Florida Bankers Association

CenterState Bank Corporation Announces Acquisition of National Commerce Corporation

CenterState Bank Corporation ("CenterState" or the "Company") and National Commerce Corporation ("National Commerce"), jointly announced the signing of a definitive agreement pursuant to which National Commerce will merge with and into CenterState in an all-stock transaction.  This combination of two high-performing banks will create a leading Southeastern regional bank, with branches in Florida, Georgia and Alabama.  As of September 30, 2018 and excluding purchase accounting, the combined company has pro forma total assets of $16.4 billion, gross loans of $11.5 billion, deposits of $12.8 billion and a market capitalization of approximately $3.2 billion.  Over 75% of the pro forma deposit base will be in Florida.

Upon completion of the merger, Richard Murray, IV, Chairman and Chief Executive Officer of National Commerce, will join CenterState as Chief Executive Officer of the Company's wholly-owned bank subsidiary, CenterState Bank, N.A., and William E. Matthews, V, President and Chief Financial Officer of National Commerce, will join CenterState as Chief Financial Officer of both the bank and the holding company.

"We have enjoyed a nineteen year business relationship with Richard, Will and other members of the National Commerce team that confirms our cultural alignment," said John Corbett, President & Chief Executive Officer of CenterState. "This partnership not only strengthens our management team, but it also deepens our franchise in our core markets of Orlando, Tampa, Jacksonville, and Atlanta.  We are also excited to welcome a seasoned team of Alabama bankers with a proven record of success."

"For years, we have had great respect and admiration for CenterState and we are thrilled to play an important role in helping build upon our common culture and values," noted Richard Murray.  "This partnership enables National Commerce stockholders to benefit from accelerating growth and capitalizing on opportunities in our markets.  By joining up and joining in with the CenterState team, together we will realize benefits it would have taken us years to accomplish independently."

Subject to the terms of the merger agreement, National Commerce stockholders will receive 1.65 shares of CSFL common stock for each outstanding share of National Commerce common stock.  Each outstanding option to purchase shares of National Commerce common stock will be assumed by CenterState and become an option to purchase shares of CenterState common stock, with the exercise price and number of shares underlying the option adjusted to reflect the exchange ratio of 1.65.  Based on CSFL's stock price of $24.25 as of November 23, 2018, this equates to a per share value of $40.01 and an aggregate transaction value of $850.4 million.  Additionally, three National Commerce directors will join both the Company board and the CenterState Bank board and one additional director will join the CenterState Bank board. 

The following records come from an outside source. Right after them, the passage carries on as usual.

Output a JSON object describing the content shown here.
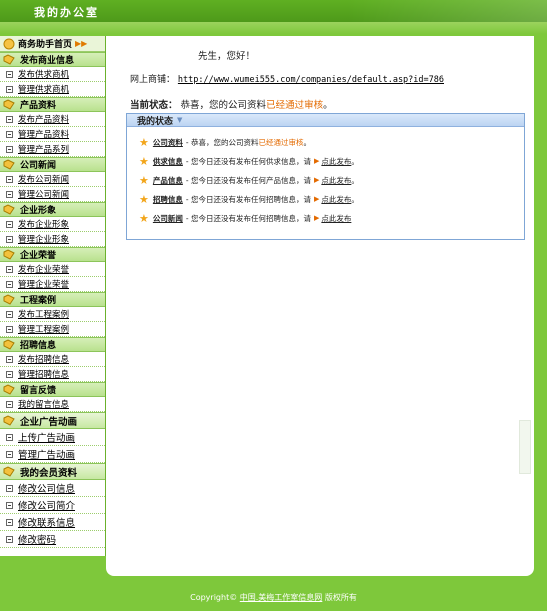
{
  "header": {
    "title": "我的办公室"
  },
  "sidebar": {
    "home": "商务助手首页",
    "sections": [
      {
        "title": "发布商业信息",
        "items": [
          "发布供求商机",
          "管理供求商机"
        ]
      },
      {
        "title": "产品资料",
        "items": [
          "发布产品资料",
          "管理产品资料",
          "管理产品系列"
        ]
      },
      {
        "title": "公司新闻",
        "items": [
          "发布公司新闻",
          "管理公司新闻"
        ]
      },
      {
        "title": "企业形象",
        "items": [
          "发布企业形象",
          "管理企业形象"
        ]
      },
      {
        "title": "企业荣誉",
        "items": [
          "发布企业荣誉",
          "管理企业荣誉"
        ]
      },
      {
        "title": "工程案例",
        "items": [
          "发布工程案例",
          "管理工程案例"
        ]
      },
      {
        "title": "招聘信息",
        "items": [
          "发布招聘信息",
          "管理招聘信息"
        ]
      },
      {
        "title": "留言反馈",
        "items": [
          "我的留言信息"
        ]
      }
    ],
    "ad_section": {
      "title": "企业广告动画",
      "items": [
        "上传广告动画",
        "管理广告动画"
      ]
    },
    "member_section": {
      "title": "我的会员资料",
      "items": [
        "修改公司信息",
        "修改公司简介",
        "修改联系信息",
        "修改密码"
      ]
    }
  },
  "main": {
    "greeting": "先生，您好！",
    "shop_label": "网上商铺：",
    "shop_url": "http://www.wumei555.com/companies/default.asp?id=786",
    "status_label": "当前状态：",
    "status_text": "恭喜，您的公司资料",
    "status_ok": "已经通过审核",
    "status_end": "。",
    "panel_title": "我的状态",
    "rows": [
      {
        "key": "公司资料",
        "text": " - 恭喜，您的公司资料",
        "highlight": "已经通过审核",
        "end": "。",
        "link": ""
      },
      {
        "key": "供求信息",
        "text": " - 您今日还没有发布任何供求信息，请",
        "highlight": "",
        "end": "。",
        "link": "点此发布"
      },
      {
        "key": "产品信息",
        "text": " - 您今日还没有发布任何产品信息，请",
        "highlight": "",
        "end": "。",
        "link": "点此发布"
      },
      {
        "key": "招聘信息",
        "text": " - 您今日还没有发布任何招聘信息，请",
        "highlight": "",
        "end": "。",
        "link": "点此发布"
      },
      {
        "key": "公司新闻",
        "text": " - 您今日还没有发布任何招聘信息，请",
        "highlight": "",
        "end": "",
        "link": "点此发布"
      }
    ]
  },
  "footer": {
    "prefix": "Copyright© ",
    "link": "中国.美梅工作室信息网",
    "suffix": " 版权所有"
  },
  "colors": {
    "green": "#7ec83b",
    "accent": "#e36a00",
    "panel_border": "#7fa6d6"
  }
}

The transaction is expected to result in mid-single-digit EPS accretion on a fully phased in basis and limited tangible book value dilution, expected to be earned back in approximately two years.

The merger agreement has been unanimously approved by the board of directors of each of National Commerce and CenterState.  Completion of the merger is subject to customary closing conditions, including receipt of required regulatory approvals and the approval by the stockholders of both National Commerce and CenterState.  The transaction is expected to close in the 2nd quarter of 2019.   


About CenterState 
CenterState operates as one of the largest community bank franchises headquartered in the state of Florida.  Both the Company and its nationally chartered bank subsidiary are based in Winter Haven, Florida, between Orlando and Tampa.  With over $12 billion in assets, the Bank provides traditional retail, commercial, mortgage, wealth management and SBA services throughout its Florida, Georgia, and Alabama branch network and customer relationships in neighboring states.  The Bank also has a national footprint, serving clients coast to coast through its correspondent banking division.  


About National Commerce Corporation 
National Commerce Corporation, a Delaware corporation, is a financial holding company headquartered in Birmingham, Alabama. Its wholly-owned subsidiary, National Bank of Commerce, provides a broad array of financial services for commercial and consumer customers through seven full-service banking offices in Alabama, twenty-five full-service banking offices in Florida and five full-service banking offices in the Atlanta, Georgia metro area. National Bank of Commerce conducts business under a number of trade names unique to its local markets, including United Legacy Bank, Reunion Bank of Florida, Private Bank of Buckhead, Private Bank of Decatur, PrivatePlus Mortgage, Patriot Bank, FirstAtlantic Bank, Premier Community Bank of Florida and First Landmark Bank. Additionally, National Bank of Commerce owns a majority stake in Corporate Billing, LLC, a transaction-based finance company headquartered in Decatur, Alabama that provides factoring, invoicing, collection and accounts receivable management services to transportation companies and automotive parts and service providers throughout the United States and parts of Canada.